Report leads Univ. of Iowa to fire nuclear medicine physician

The University of Iowa has terminated the employment of Dr. Malik Juweid, a nuclear medicine physician who has been embroiled in a personnel dispute with the university's department of radiology. Juweid's termination came after a report that detailed what investigators called a pattern of disruptive behavior at the university.

Juweid had been a tenured professor at the university since October 2000, but in late 2010 he went public with charges against a number of university officials, in particular Dr. Laurie Fajardo, who at the time was chair of the department of radiology. Juweid charged Fajardo with discriminating against him due to his Arabic background, and with hindering his career.

The university suspended Juweid in January 2011, and he, in turn, has responded with a lawsuit and discrimination complaints charging racial bias. Fajardo stepped down as department chair in October 2011, although she remains on the university faculty as a breast imaging specialist.
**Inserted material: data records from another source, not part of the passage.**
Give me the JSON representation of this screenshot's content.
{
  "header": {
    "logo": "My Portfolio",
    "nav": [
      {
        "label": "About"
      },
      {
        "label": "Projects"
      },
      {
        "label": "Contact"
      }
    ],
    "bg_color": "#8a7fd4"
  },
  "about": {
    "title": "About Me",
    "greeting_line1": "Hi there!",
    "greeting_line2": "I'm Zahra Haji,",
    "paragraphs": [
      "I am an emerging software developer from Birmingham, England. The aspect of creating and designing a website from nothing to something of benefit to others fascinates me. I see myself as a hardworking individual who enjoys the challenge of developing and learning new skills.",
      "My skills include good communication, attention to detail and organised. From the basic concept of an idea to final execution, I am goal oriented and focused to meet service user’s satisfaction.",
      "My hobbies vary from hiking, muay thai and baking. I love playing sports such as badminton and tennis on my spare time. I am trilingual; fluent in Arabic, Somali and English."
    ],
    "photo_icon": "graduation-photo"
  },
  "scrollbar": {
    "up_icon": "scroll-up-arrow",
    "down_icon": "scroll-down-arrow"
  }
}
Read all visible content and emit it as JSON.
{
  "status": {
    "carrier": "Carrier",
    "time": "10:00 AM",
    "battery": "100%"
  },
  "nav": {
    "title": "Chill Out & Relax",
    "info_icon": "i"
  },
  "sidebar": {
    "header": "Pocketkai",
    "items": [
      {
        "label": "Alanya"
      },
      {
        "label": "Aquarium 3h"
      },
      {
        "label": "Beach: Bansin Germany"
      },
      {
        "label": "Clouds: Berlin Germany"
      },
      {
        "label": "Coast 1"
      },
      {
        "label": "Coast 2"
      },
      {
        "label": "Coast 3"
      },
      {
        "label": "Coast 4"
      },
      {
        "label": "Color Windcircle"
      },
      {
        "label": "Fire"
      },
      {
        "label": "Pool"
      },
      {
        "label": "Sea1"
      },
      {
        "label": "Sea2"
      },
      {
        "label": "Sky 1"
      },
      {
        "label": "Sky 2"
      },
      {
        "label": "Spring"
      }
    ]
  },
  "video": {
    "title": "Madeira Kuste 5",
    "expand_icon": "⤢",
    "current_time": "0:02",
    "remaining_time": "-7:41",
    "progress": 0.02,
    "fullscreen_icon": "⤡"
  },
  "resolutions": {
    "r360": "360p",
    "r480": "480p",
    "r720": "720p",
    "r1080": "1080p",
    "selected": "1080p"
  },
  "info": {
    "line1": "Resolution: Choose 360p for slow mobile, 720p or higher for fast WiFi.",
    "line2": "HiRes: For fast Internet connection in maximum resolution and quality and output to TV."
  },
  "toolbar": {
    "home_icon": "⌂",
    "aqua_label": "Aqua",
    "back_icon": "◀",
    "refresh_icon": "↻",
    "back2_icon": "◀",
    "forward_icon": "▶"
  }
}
The 44-page report, produced by the university's Faculty Judicial Commission, was the culmination of the university's administrative process for seeking Juweid's termination. In particular, the university charged Juweid with "an escalating pattern of behavior" that included sending "harassing" emails to individuals both inside and outside of the university.
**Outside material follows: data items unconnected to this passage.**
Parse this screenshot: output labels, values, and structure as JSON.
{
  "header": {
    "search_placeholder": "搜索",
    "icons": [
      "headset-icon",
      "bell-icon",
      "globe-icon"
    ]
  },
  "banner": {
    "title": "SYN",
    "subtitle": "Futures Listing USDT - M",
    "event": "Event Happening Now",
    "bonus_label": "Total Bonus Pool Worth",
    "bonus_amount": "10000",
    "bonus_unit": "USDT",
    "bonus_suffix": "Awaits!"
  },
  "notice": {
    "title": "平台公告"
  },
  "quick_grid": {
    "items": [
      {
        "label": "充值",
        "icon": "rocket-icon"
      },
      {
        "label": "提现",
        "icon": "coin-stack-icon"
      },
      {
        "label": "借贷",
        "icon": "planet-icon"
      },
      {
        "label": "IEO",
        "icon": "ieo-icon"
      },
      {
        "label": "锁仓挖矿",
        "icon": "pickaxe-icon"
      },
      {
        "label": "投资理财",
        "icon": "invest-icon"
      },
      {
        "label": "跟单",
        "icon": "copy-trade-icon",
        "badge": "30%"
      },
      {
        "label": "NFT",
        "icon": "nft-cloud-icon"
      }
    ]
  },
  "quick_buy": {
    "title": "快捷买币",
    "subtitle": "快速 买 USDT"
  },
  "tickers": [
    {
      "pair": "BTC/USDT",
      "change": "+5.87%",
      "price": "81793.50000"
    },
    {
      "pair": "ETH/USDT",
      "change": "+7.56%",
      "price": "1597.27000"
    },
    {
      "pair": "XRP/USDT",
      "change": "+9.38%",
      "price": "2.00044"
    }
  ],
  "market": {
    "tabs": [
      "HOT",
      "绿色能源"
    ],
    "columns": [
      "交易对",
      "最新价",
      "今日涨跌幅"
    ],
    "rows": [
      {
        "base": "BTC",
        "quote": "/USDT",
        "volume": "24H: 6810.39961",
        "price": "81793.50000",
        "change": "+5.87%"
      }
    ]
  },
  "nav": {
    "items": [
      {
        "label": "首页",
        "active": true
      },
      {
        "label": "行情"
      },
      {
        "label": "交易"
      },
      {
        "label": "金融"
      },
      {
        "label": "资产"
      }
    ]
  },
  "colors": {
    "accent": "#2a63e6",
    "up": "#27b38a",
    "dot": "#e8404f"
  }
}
In one instance cited in the report, beginning in 2007, Juweid allegedly began an email exchange with a scientist with the U.S. National Institutes of Health that "described the recipient as 'a pathetic creature and that is from your Zionists friends in Chicago,' " according to the report. In other emails, Juweid compared University of Iowa officials to Nazi war criminals.
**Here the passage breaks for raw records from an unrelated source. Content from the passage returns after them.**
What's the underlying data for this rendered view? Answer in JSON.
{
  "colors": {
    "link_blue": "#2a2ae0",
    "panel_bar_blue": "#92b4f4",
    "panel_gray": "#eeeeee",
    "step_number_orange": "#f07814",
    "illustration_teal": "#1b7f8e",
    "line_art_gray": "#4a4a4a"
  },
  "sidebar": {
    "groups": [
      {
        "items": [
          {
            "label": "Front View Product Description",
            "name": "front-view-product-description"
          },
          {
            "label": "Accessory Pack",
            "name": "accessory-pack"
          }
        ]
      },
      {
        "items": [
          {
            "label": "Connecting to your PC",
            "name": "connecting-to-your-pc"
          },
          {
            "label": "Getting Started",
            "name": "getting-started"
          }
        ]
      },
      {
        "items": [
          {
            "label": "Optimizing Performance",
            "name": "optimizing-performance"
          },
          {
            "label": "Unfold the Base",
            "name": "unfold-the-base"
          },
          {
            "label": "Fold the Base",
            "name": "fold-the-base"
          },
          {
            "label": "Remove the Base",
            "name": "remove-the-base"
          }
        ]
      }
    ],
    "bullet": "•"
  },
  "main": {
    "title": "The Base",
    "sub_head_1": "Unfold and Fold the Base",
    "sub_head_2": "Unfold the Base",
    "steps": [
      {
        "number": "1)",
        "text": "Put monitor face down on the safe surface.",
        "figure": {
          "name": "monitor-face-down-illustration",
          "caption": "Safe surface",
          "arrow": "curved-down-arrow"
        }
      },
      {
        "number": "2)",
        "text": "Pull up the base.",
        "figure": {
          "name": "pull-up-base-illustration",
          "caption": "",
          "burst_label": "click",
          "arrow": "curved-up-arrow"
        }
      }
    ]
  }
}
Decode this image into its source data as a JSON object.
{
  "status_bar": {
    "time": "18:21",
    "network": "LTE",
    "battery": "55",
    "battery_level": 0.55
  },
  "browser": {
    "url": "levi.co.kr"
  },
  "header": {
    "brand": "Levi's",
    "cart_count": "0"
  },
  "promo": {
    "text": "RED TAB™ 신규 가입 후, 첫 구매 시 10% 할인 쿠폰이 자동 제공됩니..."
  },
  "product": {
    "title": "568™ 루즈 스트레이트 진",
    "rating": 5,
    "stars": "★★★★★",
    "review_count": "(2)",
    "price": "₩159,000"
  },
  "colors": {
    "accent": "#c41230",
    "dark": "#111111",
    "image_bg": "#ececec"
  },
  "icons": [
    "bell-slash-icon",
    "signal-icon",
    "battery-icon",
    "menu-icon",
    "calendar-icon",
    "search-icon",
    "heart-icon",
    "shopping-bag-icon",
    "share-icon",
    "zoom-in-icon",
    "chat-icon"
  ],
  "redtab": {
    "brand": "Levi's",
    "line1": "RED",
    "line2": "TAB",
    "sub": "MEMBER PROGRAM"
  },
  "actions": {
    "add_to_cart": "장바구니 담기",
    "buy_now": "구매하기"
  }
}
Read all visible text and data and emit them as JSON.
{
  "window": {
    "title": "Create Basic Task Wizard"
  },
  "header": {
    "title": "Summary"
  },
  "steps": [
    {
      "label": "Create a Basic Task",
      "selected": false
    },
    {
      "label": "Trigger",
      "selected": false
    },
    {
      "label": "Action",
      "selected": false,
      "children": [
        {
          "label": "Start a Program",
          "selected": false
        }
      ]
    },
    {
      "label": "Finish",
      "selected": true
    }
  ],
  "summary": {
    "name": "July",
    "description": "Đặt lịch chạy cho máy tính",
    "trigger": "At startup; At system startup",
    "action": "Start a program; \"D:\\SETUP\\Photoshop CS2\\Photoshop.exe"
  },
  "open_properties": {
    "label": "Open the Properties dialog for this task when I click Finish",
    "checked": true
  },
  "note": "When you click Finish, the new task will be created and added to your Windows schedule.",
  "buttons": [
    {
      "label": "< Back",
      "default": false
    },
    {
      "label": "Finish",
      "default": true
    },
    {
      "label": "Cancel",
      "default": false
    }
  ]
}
The report states that although Juweid was warned not to use inflammatory rhetoric in communications to colleagues inside or outside of the university, Juweid continued with emails to university personnel that investigators characterized as not only "unprofessional and intemperate," but illustrative of a larger pattern of "Juweid transforming what may have been a legitimate work-related dispute into a personal attack."

In particular, the report cited Juweid's dispute with Fajardo, who at the time was head of the department of radiology. Juweid raised concerns about Fajardo in ways that were inappropriate, and he was responsible for "gratuitous interjection of ethnicity and ethnic relationships into what are ostensibly work-related matters," the report states.

As Juweid's dispute with Fajardo escalated, Juweid continued to send emails to university personnel that many found threatening and intimidating, according to the report. The emails also contravened the terms of the university's suspension of Juweid, the investigators wrote.

The report concludes by stating that Juweid violated a number of university policies, including personal vilification of coworkers, engaging in harassing behavior, creating a hostile workplace, and interfering with the work of others. Juweid should be dismissed from his tenured faculty position in the radiology department, and his employment at the university should be terminated immediately, the report states. In a letter dated August 21, University of Iowa President Sally Mason stated that she agreed with the recommendation.

In response to news of his termination, Juweid noted that he is only the second tenured professor at the University of Iowa to be terminated in recent memory, and the other professor also was Arab-American.

"The prejudice of Iowans against Arab- and Muslim-Americans is so obvious," said Juweid, who is now a visiting professor of radiology at University Hospital Aachen in Germany. "Iowans should direct their anger at those U.S. administrators supporting terrorists everywhere, including now in Syria, rather than at culturally different Arab-American professors who contributed something to the U.S."